Thankfully it is not raining at the moment, or the car would have filled with water, and developed a musty interior, which can be hard to get rid of.  But on the horizon the fall day is darkening, heavy clouds are moving swiftly towards us across the bay.  Thankfully, the enormous rock the thief used to smash open our car window is still inside, so I use it to secure a tarp (and by tarp I mean my yoga mat) over the broken window. 



On the way to our later doctor’s appointment, I am not feeling thankful.
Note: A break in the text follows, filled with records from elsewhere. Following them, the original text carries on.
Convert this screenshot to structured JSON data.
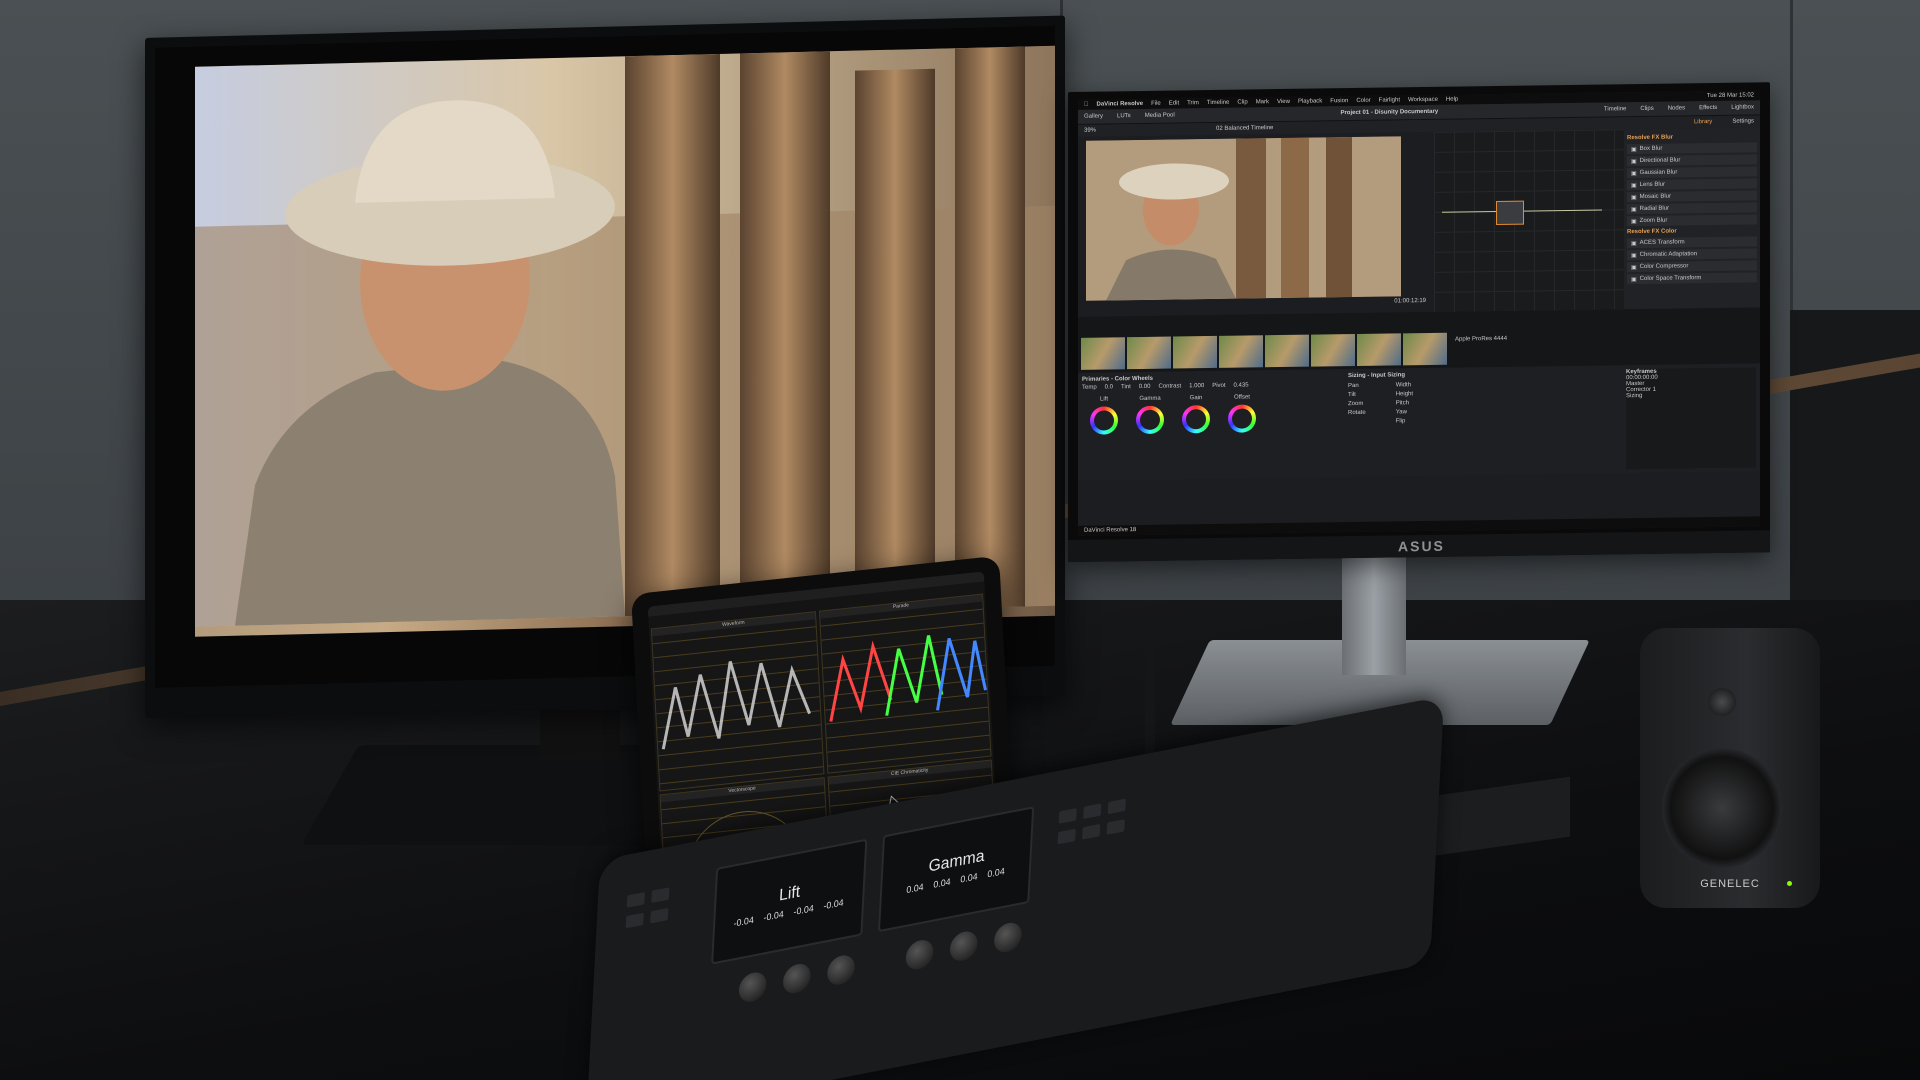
{
  "side_monitor": {
    "brand": "ASUS",
    "menubar": [
      "DaVinci Resolve",
      "File",
      "Edit",
      "Trim",
      "Timeline",
      "Clip",
      "Mark",
      "View",
      "Playback",
      "Fusion",
      "Color",
      "Fairlight",
      "Workspace",
      "Help"
    ],
    "clock": "Tue 28 Mar 15:02",
    "toolbar_items": [
      "Gallery",
      "LUTs",
      "Media Pool"
    ],
    "project_title": "Project 01 - Disunity Documentary",
    "panel_tabs": [
      "Timeline",
      "Clips",
      "Nodes",
      "Effects",
      "Lightbox"
    ],
    "timeline_name": "02 Balanced Timeline",
    "zoom": "39%",
    "timecode": "01:00:12:19",
    "fx_library_tabs": [
      "Library",
      "Settings"
    ],
    "fx_sections": [
      {
        "title": "Resolve FX Blur",
        "items": [
          "Box Blur",
          "Directional Blur",
          "Gaussian Blur",
          "Lens Blur",
          "Mosaic Blur",
          "Radial Blur",
          "Zoom Blur"
        ]
      },
      {
        "title": "Resolve FX Color",
        "items": [
          "ACES Transform",
          "Chromatic Adaptation",
          "Color Compressor",
          "Color Space Transform"
        ]
      }
    ],
    "clip_label": "Apple ProRes 4444",
    "primaries_title": "Primaries - Color Wheels",
    "wheel_labels": [
      "Lift",
      "Gamma",
      "Gain",
      "Offset"
    ],
    "temp": "0.0",
    "tint": "0.00",
    "contrast": "1.000",
    "pivot": "0.435",
    "mid_detail": "0.00",
    "sizing_title": "Sizing - Input Sizing",
    "sizing_fields": [
      "Pan",
      "Tilt",
      "Zoom",
      "Rotate"
    ],
    "sizing_fields2": [
      "Width",
      "Height",
      "Pitch",
      "Yaw",
      "Flip"
    ],
    "keyframes_title": "Keyframes",
    "keyframes_master": "Master",
    "keyframes_rows": [
      "Corrector 1",
      "Sizing"
    ],
    "keyframes_time": "00:00:00:00",
    "footer_app": "DaVinci Resolve 18"
  },
  "tablet": {
    "scopes": [
      "Waveform",
      "Parade",
      "Vectorscope",
      "CIE Chromaticity"
    ]
  },
  "control_panel": {
    "screens": [
      {
        "label": "Lift",
        "values": [
          "-0.04",
          "-0.04",
          "-0.04",
          "-0.04"
        ]
      },
      {
        "label": "Gamma",
        "values": [
          "0.04",
          "0.04",
          "0.04",
          "0.04"
        ]
      }
    ]
  },
  "speaker": {
    "brand": "GENELEC"
  }
}
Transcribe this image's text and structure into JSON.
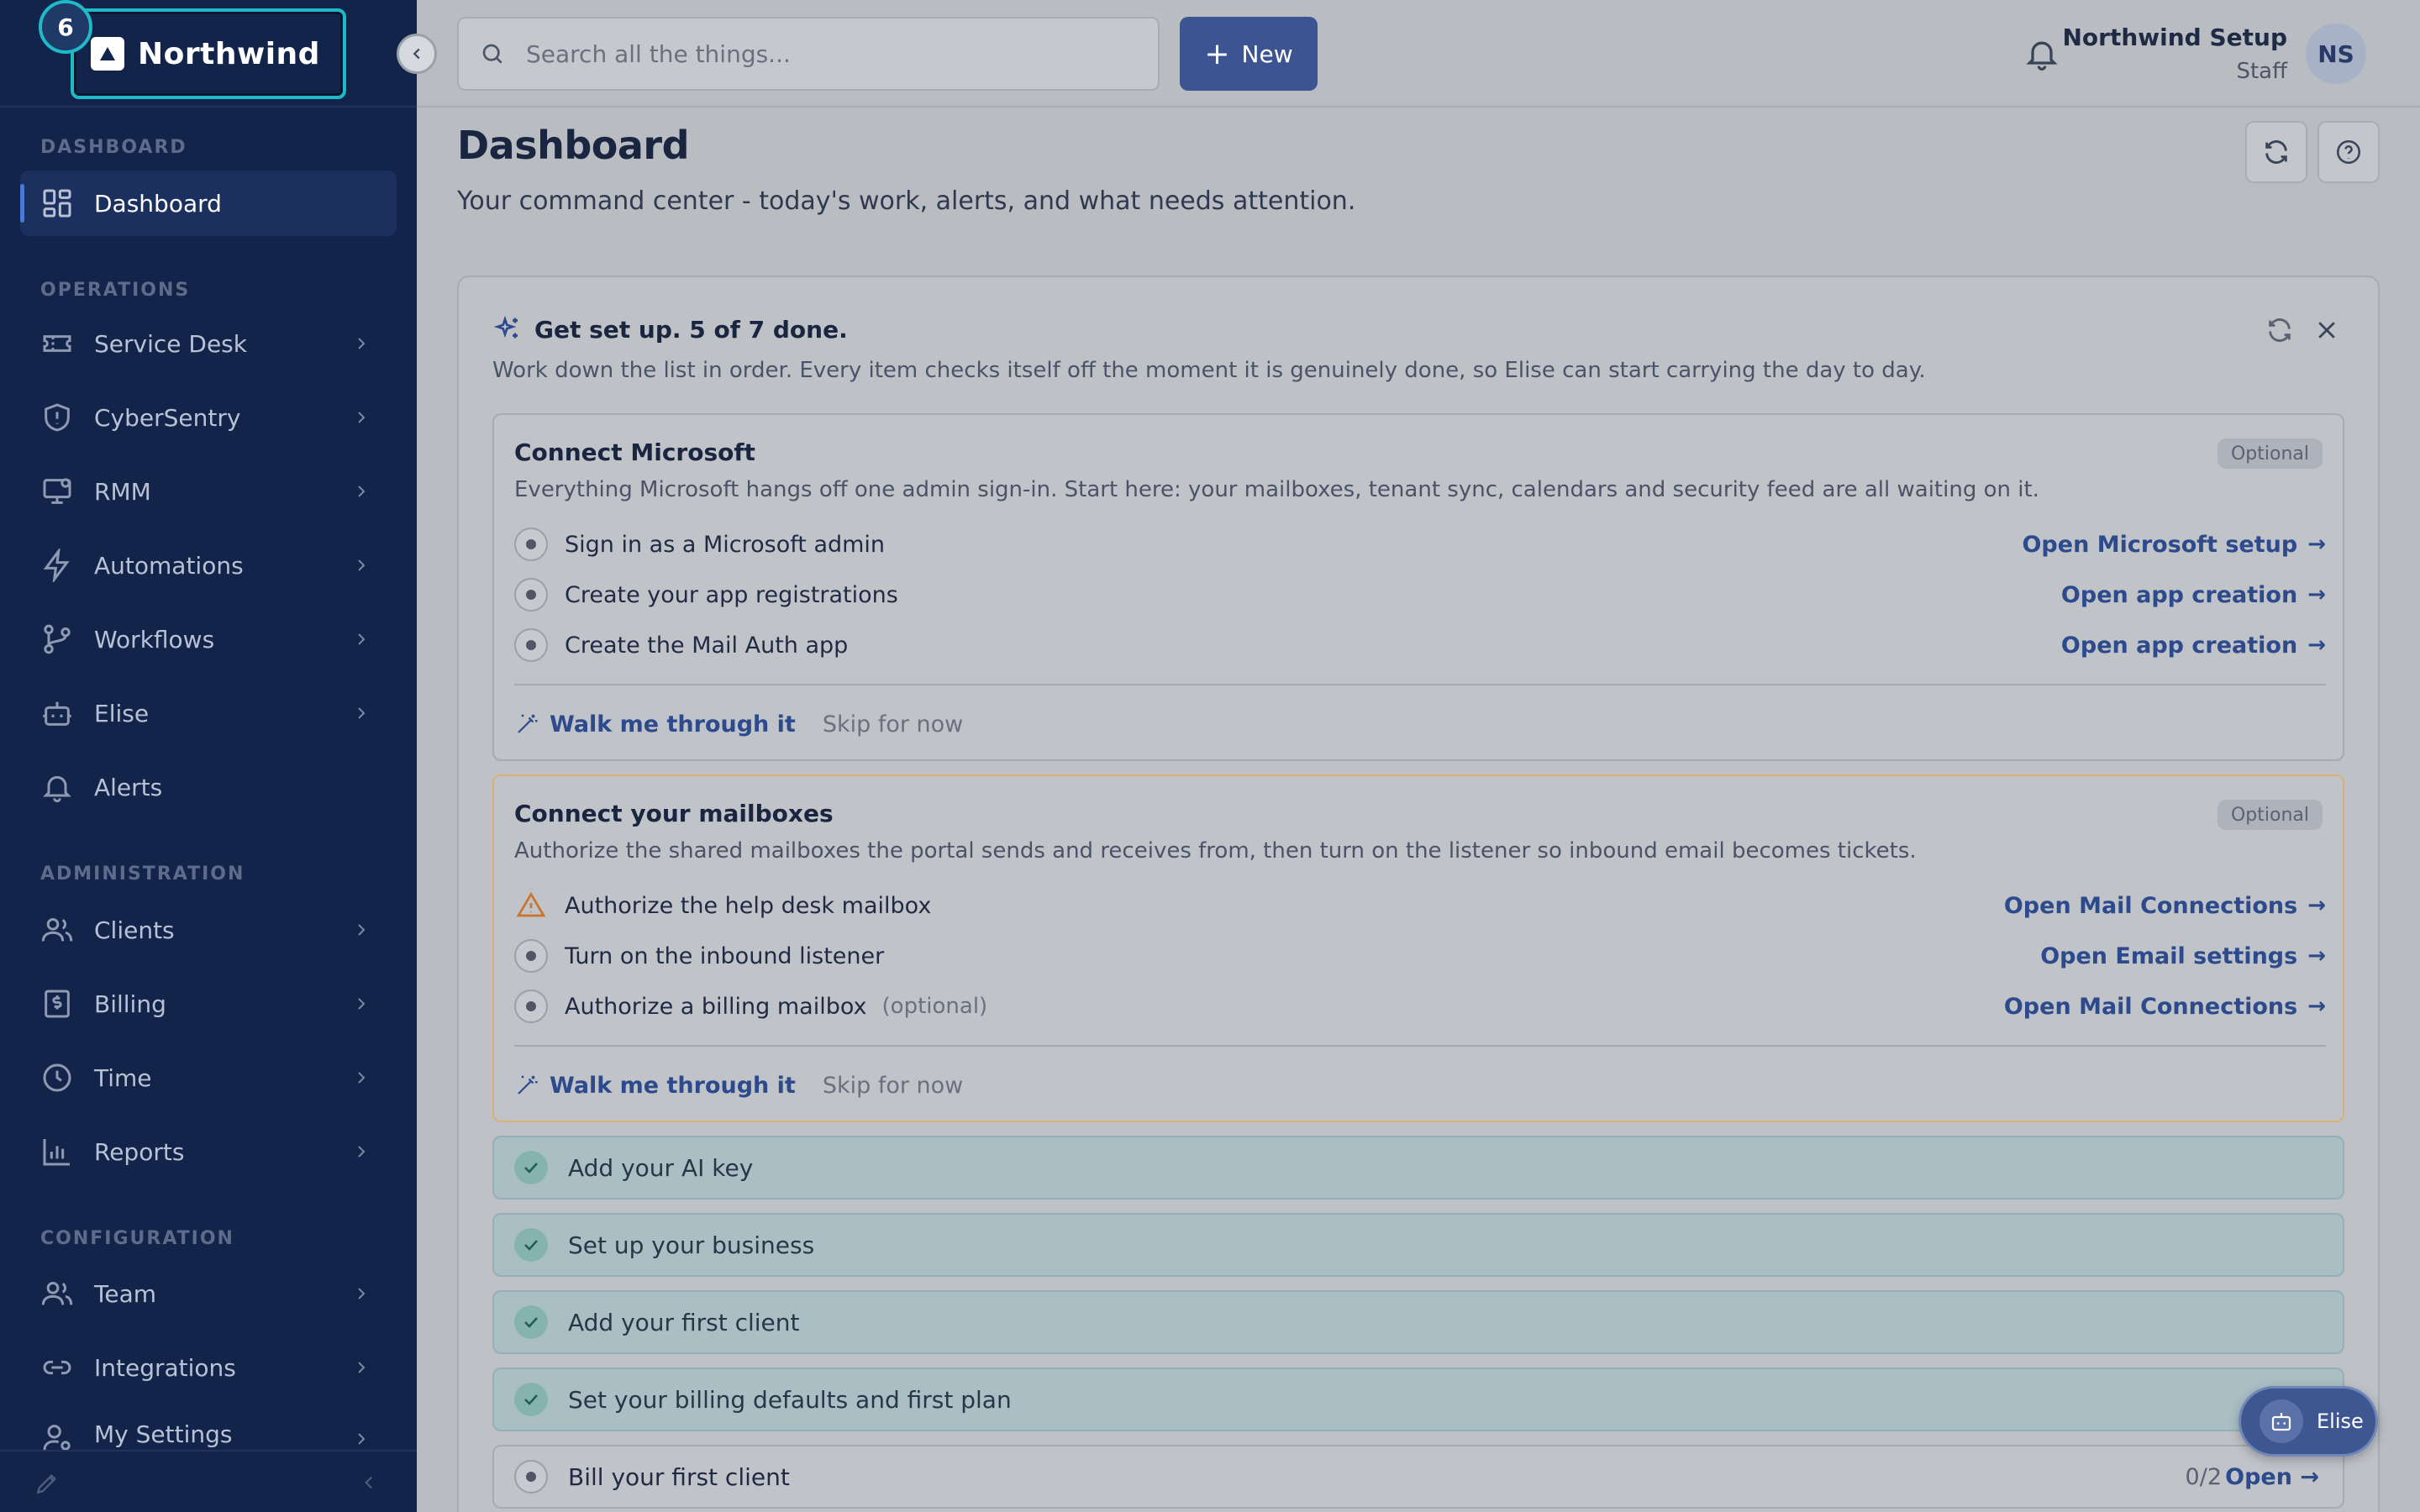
{
  "brand": {
    "name": "Northwind",
    "badge": "6"
  },
  "sidebar": {
    "sections": {
      "dashboard": "DASHBOARD",
      "operations": "OPERATIONS",
      "administration": "ADMINISTRATION",
      "configuration": "CONFIGURATION"
    },
    "items": [
      {
        "label": "Dashboard",
        "icon": "dashboard-icon",
        "active": true
      },
      {
        "label": "Service Desk",
        "icon": "ticket-icon"
      },
      {
        "label": "CyberSentry",
        "icon": "shield-icon"
      },
      {
        "label": "RMM",
        "icon": "monitor-icon"
      },
      {
        "label": "Automations",
        "icon": "bolt-icon"
      },
      {
        "label": "Workflows",
        "icon": "git-branch-icon"
      },
      {
        "label": "Elise",
        "icon": "bot-icon"
      },
      {
        "label": "Alerts",
        "icon": "bell-icon"
      },
      {
        "label": "Clients",
        "icon": "users-icon"
      },
      {
        "label": "Billing",
        "icon": "receipt-icon"
      },
      {
        "label": "Time",
        "icon": "clock-icon"
      },
      {
        "label": "Reports",
        "icon": "bar-chart-icon"
      },
      {
        "label": "Team",
        "icon": "team-icon"
      },
      {
        "label": "Integrations",
        "icon": "link-icon"
      },
      {
        "label": "My Settings",
        "icon": "user-settings-icon"
      }
    ]
  },
  "topbar": {
    "search_placeholder": "Search all the things...",
    "new_label": "New",
    "user_name": "Northwind Setup",
    "user_role": "Staff",
    "avatar_initials": "NS"
  },
  "page": {
    "title": "Dashboard",
    "subtitle": "Your command center - today's work, alerts, and what needs attention."
  },
  "setup": {
    "title": "Get set up. 5 of 7 done.",
    "description": "Work down the list in order. Every item checks itself off the moment it is genuinely done, so Elise can start carrying the day to day.",
    "optional_label": "Optional",
    "walk_label": "Walk me through it",
    "skip_label": "Skip for now",
    "steps": [
      {
        "title": "Connect Microsoft",
        "description": "Everything Microsoft hangs off one admin sign-in. Start here: your mailboxes, tenant sync, calendars and security feed are all waiting on it.",
        "tasks": [
          {
            "label": "Sign in as a Microsoft admin",
            "link": "Open Microsoft setup"
          },
          {
            "label": "Create your app registrations",
            "link": "Open app creation"
          },
          {
            "label": "Create the Mail Auth app",
            "link": "Open app creation"
          }
        ]
      },
      {
        "title": "Connect your mailboxes",
        "description": "Authorize the shared mailboxes the portal sends and receives from, then turn on the listener so inbound email becomes tickets.",
        "tasks": [
          {
            "label": "Authorize the help desk mailbox",
            "link": "Open Mail Connections",
            "warning": true
          },
          {
            "label": "Turn on the inbound listener",
            "link": "Open Email settings"
          },
          {
            "label": "Authorize a billing mailbox",
            "note": "(optional)",
            "link": "Open Mail Connections"
          }
        ]
      }
    ],
    "done": [
      "Add your AI key",
      "Set up your business",
      "Add your first client",
      "Set your billing defaults and first plan"
    ],
    "todo": {
      "label": "Bill your first client",
      "count": "0/2",
      "link": "Open"
    }
  },
  "elise_fab": {
    "label": "Elise"
  }
}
I am feeling sorry for myself.  Three hours sleep, a sick baby, a broken window to replace, a car seat full of glass.  On the radio, NPR is running a story on women in Syria who are trying to escape the ravaged country with their children.  I am thankful again. 
The doctor says there is no fluid in Molly’s lungs, or infections in her ears.  I am sort of thankful that she smiles at him and laughs through her appointment, but sort of irritated, like when you take your car into the mechanic and the knocking noise it has been making suddenly goes quiet.  I want her to cough and pull her ears, but she doesn't.  She smiles and spits bubbles at the doctor.  He sends us on our way. 
We stop by my mother’s house on the way home.  She has offered to watch Molly so I can have a nap.  I sleep for another 3 hours.  I am thankful that, while the last 3 hours felt like ten minutes, this 3 hours feels like 7.  I pack up Molly and we go home, where Ryan is, having left early with the no-headlights truck.  He makes dinner.  Our neighbor calls, he has found my wallet in his driveway.  “There is no cash in it,” he regretfully explains, but I am pleased, thankful to avoid a trip to the DMV to have my license replaced.  “Don’t worry,” I tell him, “thankfully there wasn't any in there to begin with.” 
Back down the steps and down to the street where the neighbor gives me back my wallet.
“This must have been a real pain,” he says, which is true, but still, I’m thankful, because a little pain every so often is not such a big deal.  Plus it helps remind me how much we have to be thankful for.